Isolation level play a critial role in concurrent scenarios. Higher isolation level offers better gurantee of data consistency, however worse performance in concurrency.
To better understand 4 common isolation levels, let’s see the following examples.
Here we have one user
table which has only two fields, id
and name
. There is one record in the table.
-------------
| id | name |
-----+-------
| 1 | Tom |
-------------
Two transactions(TA, TB) occur concurrently:
Read Uncommitted
Read uncommitted is the lowest isolation level, which may result in dirty data, let’s have a look at this example:
#1 TA:
>> Begin();
>> select * from user where id=1;
-------------
| id | name |
-----+-------
| 1 | Tom |
-------------
#2 TB:
>> Begin();
>> update set name="Kim" from user where id=1;
#3 TA:
>> select * from user where id=1;
-------------
| id | name |
-----+-------
| 1 | Kim |
-------------
#4 TB:
>> Rollback();
#5 TA:
>> select * from user where id=1;
-------------
| id | name |
-----+-------
| 1 | Tom |
-------------
In this example, name=Kim
is the dirty data(which has been rollbacked).

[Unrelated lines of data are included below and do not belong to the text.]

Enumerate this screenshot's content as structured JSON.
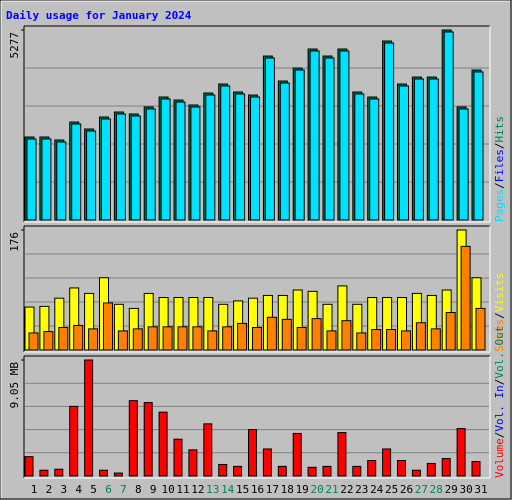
{
  "chart_data": [
    {
      "type": "bar",
      "title": "Daily usage for January 2024",
      "ylim": [
        0,
        5277
      ],
      "yticks": [
        5277
      ],
      "series": [
        {
          "name": "Hits",
          "color": "#00805c",
          "values": [
            2305,
            2305,
            2222,
            2721,
            2527,
            2860,
            2999,
            2944,
            3138,
            3416,
            3332,
            3194,
            3527,
            3777,
            3555,
            3471,
            4554,
            3860,
            4221,
            4749,
            4554,
            4749,
            3555,
            3416,
            4971,
            3777,
            3971,
            3971,
            5277,
            3138,
            4166
          ]
        },
        {
          "name": "Pages",
          "color": "#00e0ff",
          "values": [
            2250,
            2250,
            2167,
            2666,
            2472,
            2805,
            2944,
            2889,
            3083,
            3361,
            3277,
            3139,
            3472,
            3722,
            3500,
            3416,
            4499,
            3805,
            4166,
            4694,
            4499,
            4694,
            3500,
            3361,
            4916,
            3722,
            3916,
            3916,
            5222,
            3083,
            4111
          ]
        }
      ],
      "legend_extra": [
        {
          "name": "Files",
          "color": "#0000ff"
        }
      ],
      "legend_separator": "/"
    },
    {
      "type": "bar",
      "ylim": [
        0,
        176
      ],
      "yticks": [
        176
      ],
      "series": [
        {
          "name": "Visits",
          "color": "#ffff00",
          "values": [
            63,
            64,
            76,
            91,
            83,
            106,
            67,
            61,
            83,
            77,
            77,
            77,
            77,
            67,
            72,
            76,
            80,
            80,
            88,
            86,
            67,
            94,
            67,
            77,
            77,
            77,
            83,
            80,
            88,
            176,
            106
          ]
        },
        {
          "name": "Sites",
          "color": "#ff8000",
          "values": [
            25,
            27,
            33,
            36,
            31,
            69,
            28,
            31,
            34,
            34,
            34,
            34,
            28,
            34,
            39,
            33,
            48,
            45,
            33,
            46,
            28,
            43,
            25,
            30,
            30,
            28,
            40,
            31,
            55,
            152,
            61
          ]
        }
      ],
      "legend_extra": [],
      "legend_separator": "/"
    },
    {
      "type": "bar",
      "ylim": [
        0,
        9.05
      ],
      "yticks": [
        {
          "value": 9.05,
          "label": "9.05 MB"
        }
      ],
      "categories": [
        "1",
        "2",
        "3",
        "4",
        "5",
        "6",
        "7",
        "8",
        "9",
        "10",
        "11",
        "12",
        "13",
        "14",
        "15",
        "16",
        "17",
        "18",
        "19",
        "20",
        "21",
        "22",
        "23",
        "24",
        "25",
        "26",
        "27",
        "28",
        "29",
        "30",
        "31"
      ],
      "category_colors": [
        "#000000",
        "#000000",
        "#000000",
        "#000000",
        "#000000",
        "#00805c",
        "#00805c",
        "#000000",
        "#000000",
        "#000000",
        "#000000",
        "#000000",
        "#00805c",
        "#00805c",
        "#000000",
        "#000000",
        "#000000",
        "#000000",
        "#000000",
        "#00805c",
        "#00805c",
        "#000000",
        "#000000",
        "#000000",
        "#000000",
        "#000000",
        "#00805c",
        "#00805c",
        "#000000",
        "#000000",
        "#000000"
      ],
      "series": [
        {
          "name": "Volume",
          "color": "#ff0000",
          "values": [
            1.51,
            0.45,
            0.53,
            5.43,
            9.05,
            0.45,
            0.23,
            5.88,
            5.73,
            4.98,
            2.87,
            2.04,
            4.07,
            0.9,
            0.75,
            3.62,
            2.11,
            0.75,
            3.32,
            0.68,
            0.75,
            3.39,
            0.75,
            1.21,
            2.11,
            1.21,
            0.45,
            0.98,
            1.36,
            3.7,
            1.13
          ]
        }
      ],
      "legend_extra": [
        {
          "name": "Vol. In",
          "color": "#0000ff"
        },
        {
          "name": "Vol. Out",
          "color": "#00805c"
        }
      ],
      "legend_separator": "/"
    }
  ]
}
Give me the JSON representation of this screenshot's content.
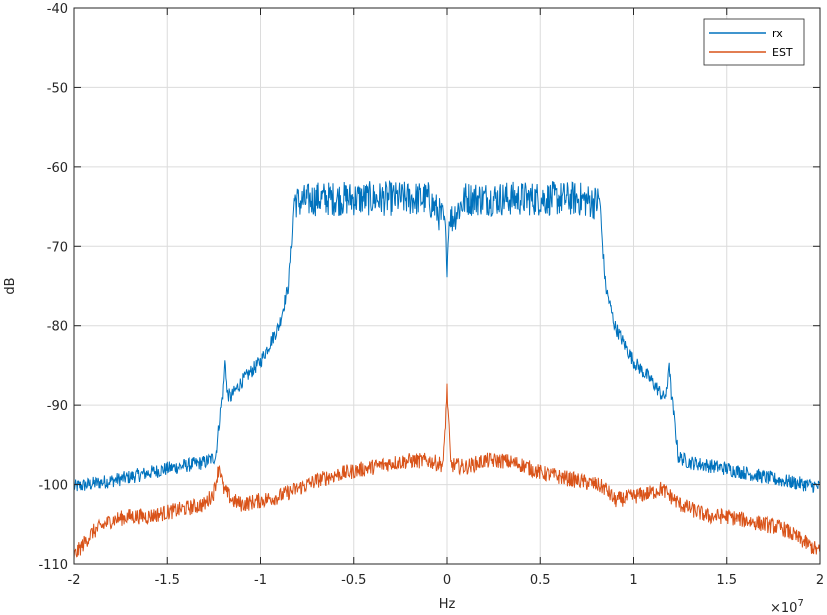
{
  "chart_data": {
    "type": "line",
    "title": "",
    "xlabel": "Hz",
    "ylabel": "dB",
    "x_exponent_label": "×10",
    "x_exponent_power": "7",
    "xlim": [
      -2,
      2
    ],
    "ylim": [
      -110,
      -40
    ],
    "x_ticks": [
      -2,
      -1.5,
      -1,
      -0.5,
      0,
      0.5,
      1,
      1.5,
      2
    ],
    "x_tick_labels": [
      "-2",
      "-1.5",
      "-1",
      "-0.5",
      "0",
      "0.5",
      "1",
      "1.5",
      "2"
    ],
    "y_ticks": [
      -110,
      -100,
      -90,
      -80,
      -70,
      -60,
      -50,
      -40
    ],
    "y_tick_labels": [
      "-110",
      "-100",
      "-90",
      "-80",
      "-70",
      "-60",
      "-50",
      "-40"
    ],
    "grid": true,
    "legend_position": "top-right",
    "series": [
      {
        "name": "rx",
        "color": "#0072bd",
        "x": [
          -2.0,
          -1.75,
          -1.5,
          -1.3,
          -1.24,
          -1.22,
          -1.2,
          -1.19,
          -1.18,
          -1.16,
          -1.1,
          -1.0,
          -0.9,
          -0.85,
          -0.83,
          -0.82,
          -0.8,
          -0.7,
          -0.5,
          -0.3,
          -0.1,
          -0.01,
          0.0,
          0.01,
          0.1,
          0.3,
          0.5,
          0.7,
          0.8,
          0.82,
          0.83,
          0.85,
          0.9,
          1.0,
          1.1,
          1.16,
          1.18,
          1.19,
          1.2,
          1.22,
          1.24,
          1.3,
          1.5,
          1.75,
          2.0
        ],
        "y": [
          -100.3,
          -99.3,
          -98.0,
          -97.2,
          -96.5,
          -92.0,
          -88.0,
          -84.0,
          -88.5,
          -89.0,
          -87.0,
          -84.5,
          -80.0,
          -75.0,
          -68.5,
          -64.0,
          -64.5,
          -64.0,
          -64.0,
          -64.0,
          -64.0,
          -67.0,
          -73.0,
          -67.0,
          -64.0,
          -64.0,
          -64.0,
          -64.0,
          -64.5,
          -64.0,
          -68.5,
          -75.0,
          -80.0,
          -84.5,
          -87.0,
          -89.0,
          -88.5,
          -84.0,
          -88.0,
          -92.0,
          -96.5,
          -97.2,
          -98.0,
          -99.3,
          -100.3
        ]
      },
      {
        "name": "EST",
        "color": "#d95319",
        "x": [
          -2.0,
          -1.9,
          -1.8,
          -1.7,
          -1.6,
          -1.5,
          -1.4,
          -1.3,
          -1.25,
          -1.22,
          -1.2,
          -1.15,
          -1.1,
          -1.0,
          -0.9,
          -0.8,
          -0.7,
          -0.6,
          -0.5,
          -0.4,
          -0.3,
          -0.2,
          -0.1,
          -0.02,
          0.0,
          0.02,
          0.1,
          0.2,
          0.3,
          0.4,
          0.5,
          0.6,
          0.7,
          0.8,
          0.85,
          0.9,
          1.0,
          1.1,
          1.15,
          1.2,
          1.25,
          1.3,
          1.4,
          1.5,
          1.6,
          1.7,
          1.8,
          1.9,
          2.0
        ],
        "y": [
          -109.0,
          -106.0,
          -104.5,
          -104.0,
          -104.0,
          -103.5,
          -103.0,
          -102.5,
          -101.0,
          -97.5,
          -100.5,
          -102.0,
          -102.5,
          -102.0,
          -101.5,
          -100.5,
          -99.5,
          -98.8,
          -98.3,
          -97.8,
          -97.3,
          -97.0,
          -97.0,
          -97.5,
          -88.0,
          -97.5,
          -97.8,
          -97.0,
          -97.0,
          -97.5,
          -98.5,
          -99.0,
          -99.5,
          -100.0,
          -100.5,
          -102.0,
          -101.5,
          -101.0,
          -100.5,
          -101.5,
          -102.5,
          -103.0,
          -104.0,
          -104.0,
          -104.5,
          -105.0,
          -105.5,
          -107.0,
          -108.5
        ]
      }
    ]
  }
}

By right, in other transaction it shouldn’t have the knowledge of this value. But in step 3, TA accidently gets this temporary value.

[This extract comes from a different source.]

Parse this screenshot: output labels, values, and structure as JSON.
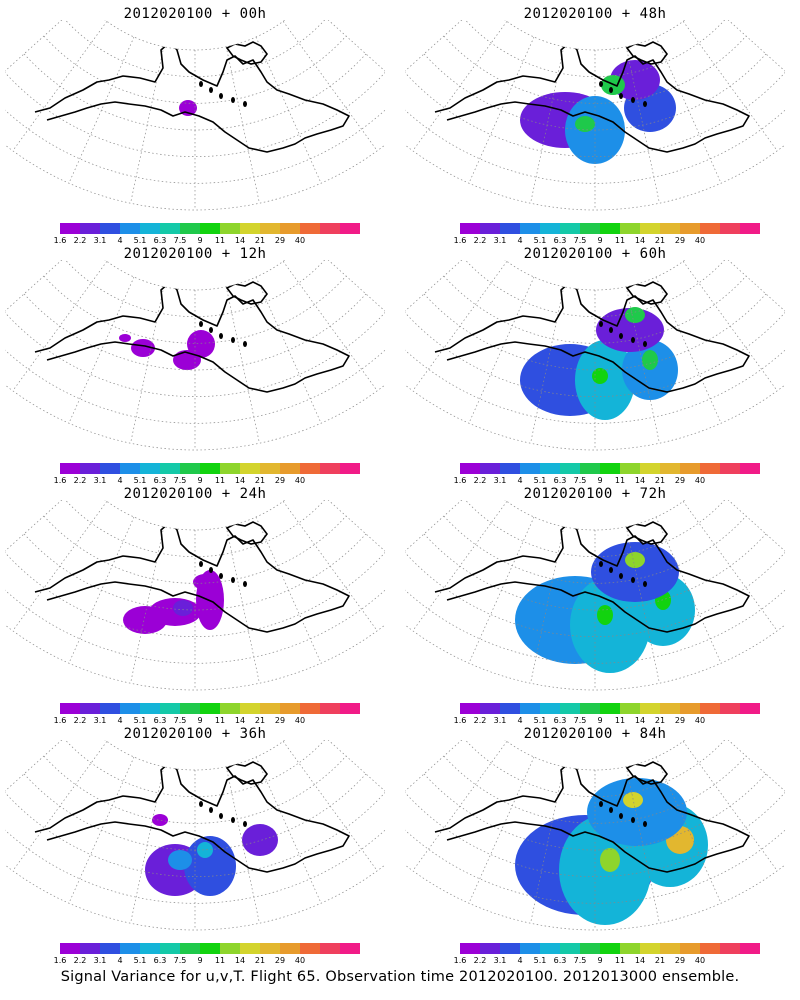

In order to avoid such case, we can increase isolation level to read committed
.
Read Committed
#1 TA:
>> Begin();
>> select * from user where id=1;
-------------
| id | name |
-----+-------
| 1 | Tom |
-------------
#2 TB:
>> Begin();
>> update set name="Kim" from user where id=1;
#3 TA:
select * from user where id=1;
-------------
| id | name |
-----+-------
| 1 | Tom |
-------------
#4 TB:
>> Commit();
#5 TA:
select * from user where id=1;
-------------
| id | name |
-----+-------
| 1 | Kim |
-------------
In this example, TA can only read name=Kim
after TB is committed, thus it solves the dirty read issue. Changes which are not committed to database will not be seen by other transaction.

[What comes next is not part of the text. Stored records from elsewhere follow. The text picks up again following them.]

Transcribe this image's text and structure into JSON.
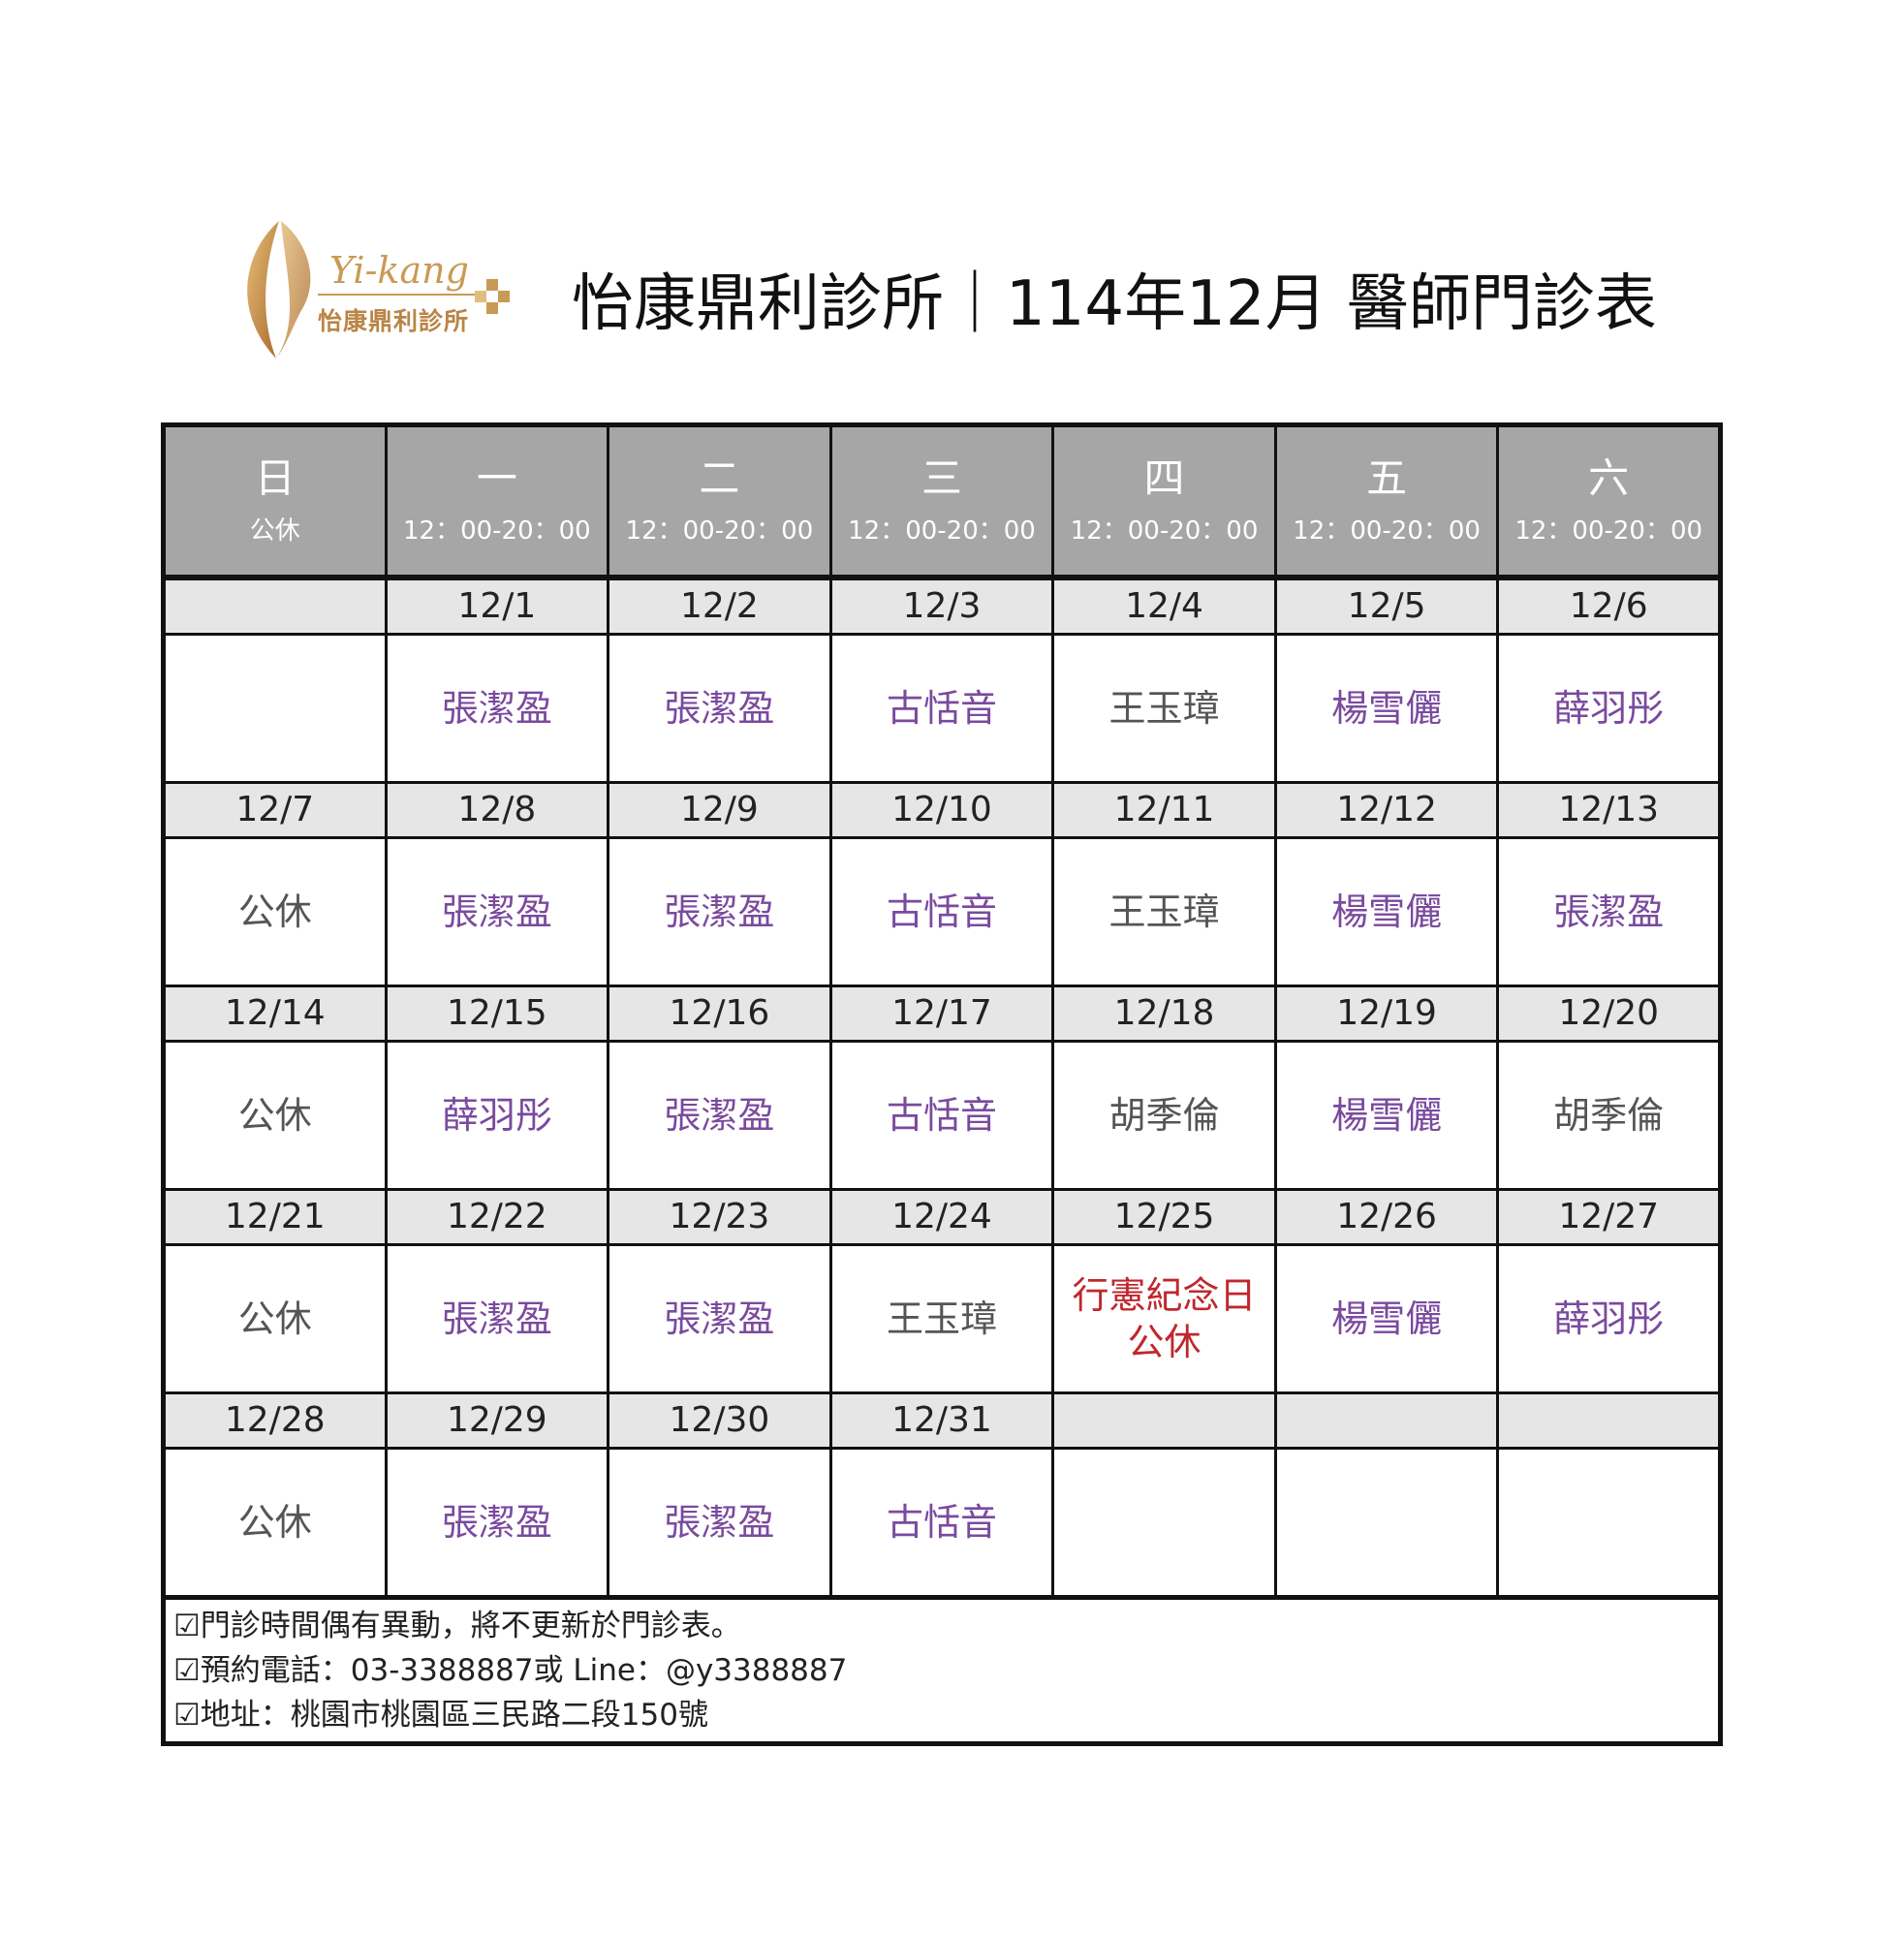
{
  "logo": {
    "en": "Yi-kang",
    "zh": "怡康鼎利診所"
  },
  "title": "怡康鼎利診所｜114年12月 醫師門診表",
  "colors": {
    "purple": "#7a4a9e",
    "gray": "#555555",
    "red": "#c0272d",
    "header_bg": "#a6a6a6",
    "date_bg": "#e7e6e6"
  },
  "header": [
    {
      "day": "日",
      "hours": "公休"
    },
    {
      "day": "一",
      "hours": "12：00-20：00"
    },
    {
      "day": "二",
      "hours": "12：00-20：00"
    },
    {
      "day": "三",
      "hours": "12：00-20：00"
    },
    {
      "day": "四",
      "hours": "12：00-20：00"
    },
    {
      "day": "五",
      "hours": "12：00-20：00"
    },
    {
      "day": "六",
      "hours": "12：00-20：00"
    }
  ],
  "weeks": [
    {
      "dates": [
        "",
        "12/1",
        "12/2",
        "12/3",
        "12/4",
        "12/5",
        "12/6"
      ],
      "cells": [
        {
          "text": "",
          "color": "gray"
        },
        {
          "text": "張潔盈",
          "color": "purple"
        },
        {
          "text": "張潔盈",
          "color": "purple"
        },
        {
          "text": "古恬音",
          "color": "purple"
        },
        {
          "text": "王玉璋",
          "color": "gray"
        },
        {
          "text": "楊雪儷",
          "color": "purple"
        },
        {
          "text": "薛羽彤",
          "color": "purple"
        }
      ]
    },
    {
      "dates": [
        "12/7",
        "12/8",
        "12/9",
        "12/10",
        "12/11",
        "12/12",
        "12/13"
      ],
      "cells": [
        {
          "text": "公休",
          "color": "gray"
        },
        {
          "text": "張潔盈",
          "color": "purple"
        },
        {
          "text": "張潔盈",
          "color": "purple"
        },
        {
          "text": "古恬音",
          "color": "purple"
        },
        {
          "text": "王玉璋",
          "color": "gray"
        },
        {
          "text": "楊雪儷",
          "color": "purple"
        },
        {
          "text": "張潔盈",
          "color": "purple"
        }
      ]
    },
    {
      "dates": [
        "12/14",
        "12/15",
        "12/16",
        "12/17",
        "12/18",
        "12/19",
        "12/20"
      ],
      "cells": [
        {
          "text": "公休",
          "color": "gray"
        },
        {
          "text": "薛羽彤",
          "color": "purple"
        },
        {
          "text": "張潔盈",
          "color": "purple"
        },
        {
          "text": "古恬音",
          "color": "purple"
        },
        {
          "text": "胡季倫",
          "color": "gray"
        },
        {
          "text": "楊雪儷",
          "color": "purple"
        },
        {
          "text": "胡季倫",
          "color": "gray"
        }
      ]
    },
    {
      "dates": [
        "12/21",
        "12/22",
        "12/23",
        "12/24",
        "12/25",
        "12/26",
        "12/27"
      ],
      "cells": [
        {
          "text": "公休",
          "color": "gray"
        },
        {
          "text": "張潔盈",
          "color": "purple"
        },
        {
          "text": "張潔盈",
          "color": "purple"
        },
        {
          "text": "王玉璋",
          "color": "gray"
        },
        {
          "text": "行憲紀念日\n公休",
          "color": "red"
        },
        {
          "text": "楊雪儷",
          "color": "purple"
        },
        {
          "text": "薛羽彤",
          "color": "purple"
        }
      ]
    },
    {
      "dates": [
        "12/28",
        "12/29",
        "12/30",
        "12/31",
        "",
        "",
        ""
      ],
      "cells": [
        {
          "text": "公休",
          "color": "gray"
        },
        {
          "text": "張潔盈",
          "color": "purple"
        },
        {
          "text": "張潔盈",
          "color": "purple"
        },
        {
          "text": "古恬音",
          "color": "purple"
        },
        {
          "text": "",
          "color": "gray"
        },
        {
          "text": "",
          "color": "gray"
        },
        {
          "text": "",
          "color": "gray"
        }
      ]
    }
  ],
  "notes": [
    "☑門診時間偶有異動，將不更新於門診表。",
    "☑預約電話：03-3388887或 Line：@y3388887",
    "☑地址：桃園市桃園區三民路二段150號"
  ]
}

Read committed isolation level has limitation as well:
In the lifetime of TA, it queries id=1
twice, and gets 2 different names(1st: Tom, 2nd: Kim), even if TA doesn’t change the value for id=1
, the result is NOT stable
every time this query runs.
To mitigate the above case, we can continue to increase isolation level to repeated read
.
Details behind the scene, for every query in transaction, DB will create a
read view
(snapshot), For read committed isolation level, the read view will be released after statement is executed(not transaction committed or rollbacked).As a result, for query
select * from user where id<10 for update
, DB won’t addgap lock
for id < 10, and won’t prevent the insertion or update for id < 10 in other transaction.
Read committed is the default isolation level for Oracle, SQL Server and most of distributed transaction manager.
Repeatable Read
#1 TA:
>> Begin();
>> select * from user where id=1;
-------------
| id | name |
-----+-------
| 1 | Tom |
-------------
#2 TB:
>> Begin();
>> update set name="Kim" from user where id=1;
>> Commit();
#3 TA:
>> select * from user where id=1;
-------------
| id | name |
-----+-------
| 1 | Tom |
-------------
In this example, even if TB updates the record and commits to DB, TA still gets the old name Tom in the second query. DB create a read view
the first time TA reads such record.
For repeated read, the
read view
will be released after transaction is committed or rollbacked.
Another case:
#1 TA:
>> Begin();
>> select * from user where id=1 for update;
-------------
| id | name |
-----+-------
| 1 | Tom |
-------------
>> update set name="Kim" from user where id=1;
#2 TB:
>> Begin();
>> select * from user where id=1;
-------------
| id | name |
-----+-------
| 1 | Tom |
-------------
In this case, TB still get the data(Tom) instead of TA(Kim) when TB start.
Repeatable Read is the default isolation level of InnoDB
engine in MySQL.
Serializable
This isolation level is to make sure concurrent operation on same records will be handled in sequence.
InnoDB implicitly converts all plain SELECT statements to SELECT … FOR SHARE
Serializable is the highest isolation level with the worst concurrency performance. It’s not widely used in high concurrent system.